La cabeza fue apoyada en un sistema almohadillado en forma de rosco abierto cranealmente. Para evitar apoyo ocular, los ojos se protegieron con lubricante y sendas almohadillas oculares sujetas mediante una venda colocada circularmente sobre la cabeza a la altura de ambos ojos.
Las extremidades inferiores se almohadillaron en las regiones de decúbito (ambas rodillas). Se comprobó la presencia de pulso pedio y tibial posterior en ambos lados. La posición del dorso del paciente fue paralela al suelo.
- Técnica quirúrgica
Se realizó mediante microcirugía convencional con incisión de dos traveses de dedo en la línea media, sección de aponeurosis común sacro-lumbar, retracción de musculatura paravertebral, flavectomía, disección de la raíz y escisión de hernia discal extraída. La pérdida hemática fue mínima y no se administró sangre. Se utilizó una pequeña cantidad de agua oxigenada como hemostático (alrededor de 5 cc).
- Postoperatorio inmediato
Al despertar de la anestesia, la paciente comunicó que no veía absolutamente nada por ninguno de los dos ojos. Se solicitó colaboración a Oftalmología, sin hallar patología. La tensión ocular fue normal. El reflejo fotomotor y consensual estaban conservados.
Se practicó TC cerebral de urgencia, en el que se apreció una imagen en circulación coroidea intraventricular derecha compatible con burbuja de gas. Otra imagen yuxtaósea occipital derecha, se consideró dudosa.

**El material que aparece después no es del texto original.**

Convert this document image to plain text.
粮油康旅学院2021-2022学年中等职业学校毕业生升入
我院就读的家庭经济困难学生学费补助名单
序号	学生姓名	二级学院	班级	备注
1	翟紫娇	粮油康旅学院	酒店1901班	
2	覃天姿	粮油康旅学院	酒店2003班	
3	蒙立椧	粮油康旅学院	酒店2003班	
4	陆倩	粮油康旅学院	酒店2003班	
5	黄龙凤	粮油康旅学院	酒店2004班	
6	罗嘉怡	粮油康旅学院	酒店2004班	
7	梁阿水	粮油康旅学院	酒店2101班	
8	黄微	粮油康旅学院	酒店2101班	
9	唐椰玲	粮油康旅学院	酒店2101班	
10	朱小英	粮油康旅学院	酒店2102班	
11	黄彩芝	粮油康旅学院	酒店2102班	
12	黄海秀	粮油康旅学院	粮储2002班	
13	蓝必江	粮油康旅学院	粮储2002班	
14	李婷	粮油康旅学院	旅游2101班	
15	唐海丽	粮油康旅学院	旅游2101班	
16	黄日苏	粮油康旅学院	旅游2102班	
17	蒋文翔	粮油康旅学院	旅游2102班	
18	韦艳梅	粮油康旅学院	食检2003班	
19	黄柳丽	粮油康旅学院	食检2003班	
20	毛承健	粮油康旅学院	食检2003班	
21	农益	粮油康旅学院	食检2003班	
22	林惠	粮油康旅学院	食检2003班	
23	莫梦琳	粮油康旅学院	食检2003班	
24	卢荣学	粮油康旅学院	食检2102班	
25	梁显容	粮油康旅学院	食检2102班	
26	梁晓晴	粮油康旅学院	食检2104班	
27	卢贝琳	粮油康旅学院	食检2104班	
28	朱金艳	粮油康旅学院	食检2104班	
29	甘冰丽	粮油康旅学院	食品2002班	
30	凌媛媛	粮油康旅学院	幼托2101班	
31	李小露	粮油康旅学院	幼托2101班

Se realizó una RNM craneal, que mostró un incremento difuso de la señal en secuencias T2 en áreas posteriores de ambos lóbulos occipitales. La angio-RNM fue normal.

El cuadro fue interpretado como de origen vascular, bien posicional, o bien derivado de los antecedentes migrañosos de la paciente, siendo sometida empíricamente a tratamiento con dexametasona y vasodilatadores.
A las 6 horas refirió percibir formas cromáticas indistinguibles y tenues, apareciendo reflejo de amenaza.
A la mañana siguiente (12 horas tras la intervención), refería haber recuperado la visión, si bien percibía halos cromáticos alrededor de las figuras que se le presentaban. Estas discromatopsias desaparecieron en 24 horas. Una RNM de control mostró mejoría importante de las imágenes occipitales vistas en la RNM previa.

Los controles posteriores (al mes de la cirugía) mostraron normalidad visual.